The Flooding Across Vermont

Last month I wrote about how Maj. William J. Sperry earned the Medal of Honor at the Petersburg Breakthrough on April 2, 1865. The 6th Vermont’s acting commander devised an unconventional method on the fly for using captured artillery pieces. This discouraged any counterattacks as the Sixth Corps fought to expand their breach in the Confederate lines early that morning. Part of my research dug into the story of how the medal was lost and found after his death.

Cavendish, Vermont, after the 1927 flood (The Vermonter State Magazine)

A tropical storm struck Vermont in November 1927, producing severe flooding that killed over eighty residents and caused extensive damage. Sperry’s widow barely escaped her home near the Black River in Cavendish. A contemporary account stated: “Two sisters who are widows, one 78 and the other 88 years of age, while knowing that water was around their house, were utterly unconscious of any danger when men rushed in to warn them. It was already too late to escape through the front of the house so they snatched up their coats and ran for their lives through the back door. Scarcely were they out of the house when it fell with a crash into the abyss below.” (The Vermonter Stage Magazine, Volume 32, Number 12, page 16). Lucy Sperry lost everything, including her husband’s medal, but repair workers unearthed it a mile downstream five months afterward.

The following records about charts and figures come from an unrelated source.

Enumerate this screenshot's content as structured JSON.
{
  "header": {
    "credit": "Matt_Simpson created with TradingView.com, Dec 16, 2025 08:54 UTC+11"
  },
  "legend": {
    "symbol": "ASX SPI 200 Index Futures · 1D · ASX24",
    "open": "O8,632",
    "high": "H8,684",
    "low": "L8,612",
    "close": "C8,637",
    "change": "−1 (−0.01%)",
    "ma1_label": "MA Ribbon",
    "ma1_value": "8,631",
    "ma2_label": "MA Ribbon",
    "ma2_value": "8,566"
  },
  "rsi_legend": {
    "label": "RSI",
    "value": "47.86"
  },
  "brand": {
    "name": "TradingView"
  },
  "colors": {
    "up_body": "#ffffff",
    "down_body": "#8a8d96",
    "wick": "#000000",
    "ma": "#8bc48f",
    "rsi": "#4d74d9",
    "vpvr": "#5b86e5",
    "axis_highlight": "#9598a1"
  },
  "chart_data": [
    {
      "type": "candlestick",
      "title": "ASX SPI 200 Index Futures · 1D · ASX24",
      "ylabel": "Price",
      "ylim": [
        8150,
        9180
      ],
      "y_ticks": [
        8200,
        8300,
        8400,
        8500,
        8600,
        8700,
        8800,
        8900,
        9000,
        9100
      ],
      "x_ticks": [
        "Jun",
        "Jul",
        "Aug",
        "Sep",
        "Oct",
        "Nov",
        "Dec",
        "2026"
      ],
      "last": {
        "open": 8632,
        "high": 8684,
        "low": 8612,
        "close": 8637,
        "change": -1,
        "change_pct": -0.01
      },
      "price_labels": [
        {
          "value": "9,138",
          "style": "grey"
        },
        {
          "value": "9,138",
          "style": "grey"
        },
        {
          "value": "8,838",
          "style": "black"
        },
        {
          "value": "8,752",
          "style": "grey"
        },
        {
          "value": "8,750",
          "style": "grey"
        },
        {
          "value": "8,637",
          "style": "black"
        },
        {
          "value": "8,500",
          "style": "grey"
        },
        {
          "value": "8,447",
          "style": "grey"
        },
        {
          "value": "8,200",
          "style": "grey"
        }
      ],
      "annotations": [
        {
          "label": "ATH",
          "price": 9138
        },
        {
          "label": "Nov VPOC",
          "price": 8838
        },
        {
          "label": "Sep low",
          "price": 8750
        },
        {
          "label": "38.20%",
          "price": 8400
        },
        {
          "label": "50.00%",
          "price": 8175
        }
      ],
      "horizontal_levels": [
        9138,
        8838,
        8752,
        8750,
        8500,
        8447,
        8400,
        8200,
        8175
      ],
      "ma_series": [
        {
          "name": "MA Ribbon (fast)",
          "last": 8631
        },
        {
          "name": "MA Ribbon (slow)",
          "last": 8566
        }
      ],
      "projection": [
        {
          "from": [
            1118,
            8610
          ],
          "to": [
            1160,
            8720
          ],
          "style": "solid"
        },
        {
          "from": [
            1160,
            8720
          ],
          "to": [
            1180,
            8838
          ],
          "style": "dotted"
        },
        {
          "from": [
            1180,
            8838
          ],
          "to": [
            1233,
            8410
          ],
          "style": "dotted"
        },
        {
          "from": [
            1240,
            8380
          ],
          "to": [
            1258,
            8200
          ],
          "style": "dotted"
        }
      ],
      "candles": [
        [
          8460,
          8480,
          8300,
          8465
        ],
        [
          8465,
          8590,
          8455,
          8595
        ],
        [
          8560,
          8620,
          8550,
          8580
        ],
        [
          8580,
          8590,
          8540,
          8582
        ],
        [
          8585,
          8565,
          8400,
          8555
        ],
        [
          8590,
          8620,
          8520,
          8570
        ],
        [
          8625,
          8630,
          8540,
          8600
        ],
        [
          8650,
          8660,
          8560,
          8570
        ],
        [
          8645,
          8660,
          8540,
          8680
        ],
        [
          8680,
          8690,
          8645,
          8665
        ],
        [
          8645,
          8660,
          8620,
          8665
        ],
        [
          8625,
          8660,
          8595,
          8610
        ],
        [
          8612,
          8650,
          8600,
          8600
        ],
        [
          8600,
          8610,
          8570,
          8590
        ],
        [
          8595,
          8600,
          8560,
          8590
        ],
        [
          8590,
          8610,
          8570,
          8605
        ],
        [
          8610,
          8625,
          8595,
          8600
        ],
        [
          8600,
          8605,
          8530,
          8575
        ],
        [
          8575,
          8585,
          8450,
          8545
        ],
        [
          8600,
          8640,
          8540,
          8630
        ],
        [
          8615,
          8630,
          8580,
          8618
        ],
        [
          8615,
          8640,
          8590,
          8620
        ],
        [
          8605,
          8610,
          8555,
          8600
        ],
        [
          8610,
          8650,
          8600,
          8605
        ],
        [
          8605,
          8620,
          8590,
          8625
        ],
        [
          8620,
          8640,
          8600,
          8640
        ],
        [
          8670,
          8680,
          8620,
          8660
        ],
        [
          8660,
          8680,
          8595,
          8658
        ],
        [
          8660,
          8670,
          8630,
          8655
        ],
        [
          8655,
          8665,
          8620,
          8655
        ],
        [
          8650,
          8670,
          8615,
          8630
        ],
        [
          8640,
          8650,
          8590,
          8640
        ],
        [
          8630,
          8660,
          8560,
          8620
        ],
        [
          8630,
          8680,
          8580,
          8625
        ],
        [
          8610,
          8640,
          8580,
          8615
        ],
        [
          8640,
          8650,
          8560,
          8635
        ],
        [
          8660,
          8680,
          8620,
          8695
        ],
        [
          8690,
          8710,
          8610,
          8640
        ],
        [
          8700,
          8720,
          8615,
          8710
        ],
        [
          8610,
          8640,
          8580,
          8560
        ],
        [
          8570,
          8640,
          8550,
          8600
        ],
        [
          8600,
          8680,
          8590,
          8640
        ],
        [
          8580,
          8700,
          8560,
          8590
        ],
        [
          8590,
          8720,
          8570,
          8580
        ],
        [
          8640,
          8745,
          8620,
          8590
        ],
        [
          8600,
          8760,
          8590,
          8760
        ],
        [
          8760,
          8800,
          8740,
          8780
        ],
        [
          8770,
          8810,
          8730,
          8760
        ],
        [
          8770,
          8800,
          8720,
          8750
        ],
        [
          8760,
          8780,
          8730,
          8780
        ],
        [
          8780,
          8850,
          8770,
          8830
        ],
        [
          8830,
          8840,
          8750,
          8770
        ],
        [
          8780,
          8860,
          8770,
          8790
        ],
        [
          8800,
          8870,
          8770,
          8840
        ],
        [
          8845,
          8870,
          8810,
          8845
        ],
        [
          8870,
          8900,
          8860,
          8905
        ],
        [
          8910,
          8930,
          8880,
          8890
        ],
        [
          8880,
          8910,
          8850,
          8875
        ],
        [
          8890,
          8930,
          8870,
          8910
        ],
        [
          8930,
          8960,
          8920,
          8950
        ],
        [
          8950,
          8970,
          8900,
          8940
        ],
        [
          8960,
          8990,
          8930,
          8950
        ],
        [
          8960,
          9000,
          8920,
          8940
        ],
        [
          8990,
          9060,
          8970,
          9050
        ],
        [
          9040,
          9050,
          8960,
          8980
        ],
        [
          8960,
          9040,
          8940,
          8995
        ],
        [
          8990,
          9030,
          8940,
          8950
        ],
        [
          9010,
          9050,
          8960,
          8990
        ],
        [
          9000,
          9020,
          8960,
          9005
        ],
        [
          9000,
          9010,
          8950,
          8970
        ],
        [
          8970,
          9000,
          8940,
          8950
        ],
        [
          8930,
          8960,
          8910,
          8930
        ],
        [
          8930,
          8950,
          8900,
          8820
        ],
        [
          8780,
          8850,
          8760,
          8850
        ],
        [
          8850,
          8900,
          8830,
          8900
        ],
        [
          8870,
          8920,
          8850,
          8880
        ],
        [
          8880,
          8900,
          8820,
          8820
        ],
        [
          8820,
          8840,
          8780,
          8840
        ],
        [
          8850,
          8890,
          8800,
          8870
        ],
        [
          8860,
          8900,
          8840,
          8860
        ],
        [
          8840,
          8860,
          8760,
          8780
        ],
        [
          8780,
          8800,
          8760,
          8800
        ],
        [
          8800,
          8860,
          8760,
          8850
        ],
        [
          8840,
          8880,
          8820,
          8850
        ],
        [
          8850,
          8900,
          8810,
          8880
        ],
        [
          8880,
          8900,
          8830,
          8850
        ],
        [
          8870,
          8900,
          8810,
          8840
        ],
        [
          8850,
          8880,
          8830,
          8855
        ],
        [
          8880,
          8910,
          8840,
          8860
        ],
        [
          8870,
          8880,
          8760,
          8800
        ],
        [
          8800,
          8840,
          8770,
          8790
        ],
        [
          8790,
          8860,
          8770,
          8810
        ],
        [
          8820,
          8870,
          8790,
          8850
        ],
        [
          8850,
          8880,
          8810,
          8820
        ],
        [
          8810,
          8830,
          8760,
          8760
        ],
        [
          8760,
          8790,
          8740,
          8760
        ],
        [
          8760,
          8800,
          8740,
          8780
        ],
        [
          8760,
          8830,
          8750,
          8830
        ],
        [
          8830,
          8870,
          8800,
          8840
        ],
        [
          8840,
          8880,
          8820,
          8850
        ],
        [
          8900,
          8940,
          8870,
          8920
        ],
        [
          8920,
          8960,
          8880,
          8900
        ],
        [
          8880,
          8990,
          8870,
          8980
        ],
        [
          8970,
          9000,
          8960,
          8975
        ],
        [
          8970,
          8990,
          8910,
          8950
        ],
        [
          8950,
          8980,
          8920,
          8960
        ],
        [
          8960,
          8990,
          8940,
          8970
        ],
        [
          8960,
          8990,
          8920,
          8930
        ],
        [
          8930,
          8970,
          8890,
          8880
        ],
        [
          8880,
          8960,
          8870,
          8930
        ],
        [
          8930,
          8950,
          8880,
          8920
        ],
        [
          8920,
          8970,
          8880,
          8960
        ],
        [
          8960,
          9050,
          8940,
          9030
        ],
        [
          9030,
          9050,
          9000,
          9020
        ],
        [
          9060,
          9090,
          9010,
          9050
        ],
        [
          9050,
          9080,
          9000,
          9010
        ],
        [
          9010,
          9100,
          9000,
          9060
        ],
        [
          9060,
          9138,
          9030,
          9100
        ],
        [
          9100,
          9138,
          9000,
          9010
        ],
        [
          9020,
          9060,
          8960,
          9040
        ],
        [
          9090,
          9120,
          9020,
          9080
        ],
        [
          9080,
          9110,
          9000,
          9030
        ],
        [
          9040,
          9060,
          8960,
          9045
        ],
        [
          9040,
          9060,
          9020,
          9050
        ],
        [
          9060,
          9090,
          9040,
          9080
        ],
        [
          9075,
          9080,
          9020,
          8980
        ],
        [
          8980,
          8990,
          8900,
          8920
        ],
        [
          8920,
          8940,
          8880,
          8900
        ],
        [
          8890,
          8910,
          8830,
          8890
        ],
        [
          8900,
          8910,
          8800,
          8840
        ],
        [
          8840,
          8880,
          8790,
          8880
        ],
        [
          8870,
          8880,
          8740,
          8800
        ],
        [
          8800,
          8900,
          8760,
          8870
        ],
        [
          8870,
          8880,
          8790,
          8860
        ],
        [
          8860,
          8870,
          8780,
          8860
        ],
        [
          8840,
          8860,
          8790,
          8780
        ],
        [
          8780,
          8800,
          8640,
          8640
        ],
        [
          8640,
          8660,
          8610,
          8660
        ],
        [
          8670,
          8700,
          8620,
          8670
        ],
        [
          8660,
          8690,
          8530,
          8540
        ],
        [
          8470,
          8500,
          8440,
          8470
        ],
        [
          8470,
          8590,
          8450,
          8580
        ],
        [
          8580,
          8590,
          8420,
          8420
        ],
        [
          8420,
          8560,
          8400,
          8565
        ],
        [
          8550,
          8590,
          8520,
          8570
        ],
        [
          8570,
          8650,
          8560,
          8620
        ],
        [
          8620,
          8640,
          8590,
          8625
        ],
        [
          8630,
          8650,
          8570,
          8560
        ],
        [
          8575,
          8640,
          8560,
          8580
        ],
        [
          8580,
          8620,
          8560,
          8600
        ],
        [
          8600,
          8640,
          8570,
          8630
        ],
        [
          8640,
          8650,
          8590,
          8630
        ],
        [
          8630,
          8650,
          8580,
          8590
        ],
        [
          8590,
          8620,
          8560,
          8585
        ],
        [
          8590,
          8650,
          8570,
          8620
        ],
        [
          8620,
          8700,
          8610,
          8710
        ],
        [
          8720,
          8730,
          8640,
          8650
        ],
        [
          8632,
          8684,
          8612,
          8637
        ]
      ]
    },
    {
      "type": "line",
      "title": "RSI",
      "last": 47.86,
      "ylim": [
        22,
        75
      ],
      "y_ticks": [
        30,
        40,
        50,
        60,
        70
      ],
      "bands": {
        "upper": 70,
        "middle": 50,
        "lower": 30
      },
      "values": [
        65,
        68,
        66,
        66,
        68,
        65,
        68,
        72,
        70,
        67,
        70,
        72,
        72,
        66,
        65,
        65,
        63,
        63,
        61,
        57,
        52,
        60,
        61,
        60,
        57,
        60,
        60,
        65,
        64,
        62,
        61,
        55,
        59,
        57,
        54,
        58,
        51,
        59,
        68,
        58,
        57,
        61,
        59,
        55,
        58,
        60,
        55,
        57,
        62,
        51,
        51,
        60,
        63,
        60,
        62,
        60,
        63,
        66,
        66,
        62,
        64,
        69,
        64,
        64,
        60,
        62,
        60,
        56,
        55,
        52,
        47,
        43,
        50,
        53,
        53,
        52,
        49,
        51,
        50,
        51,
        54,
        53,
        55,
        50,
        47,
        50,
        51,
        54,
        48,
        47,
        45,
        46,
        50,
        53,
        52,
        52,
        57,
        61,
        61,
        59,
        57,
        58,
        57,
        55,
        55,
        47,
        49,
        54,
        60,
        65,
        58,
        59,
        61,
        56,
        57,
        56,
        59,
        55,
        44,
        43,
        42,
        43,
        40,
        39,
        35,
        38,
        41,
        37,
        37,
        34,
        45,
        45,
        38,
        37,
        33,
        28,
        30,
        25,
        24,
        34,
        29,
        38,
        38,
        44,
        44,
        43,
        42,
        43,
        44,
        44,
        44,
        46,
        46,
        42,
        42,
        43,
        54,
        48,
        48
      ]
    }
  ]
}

William Sperry’s Medal of Honor (Cavendish Town Office)

A similar climate disaster again struck the state in 1973 and then once more with Hurricane Irene in 2011. Perhaps it is time to rethink the old adage of a once-in-a-hundred years event. Shortly after my Sperry article published, the Cavendish Town Office provided an image of his Medal of Honor. I hope they managed to return it somewhere high and dry in the building, as yet another calamitous storm ravaged the state just this week. But most important, of course, is our concern for those impacted by the floods in Vermont, a typically idyllic state that we usually do not associate with this kind of catastrophe.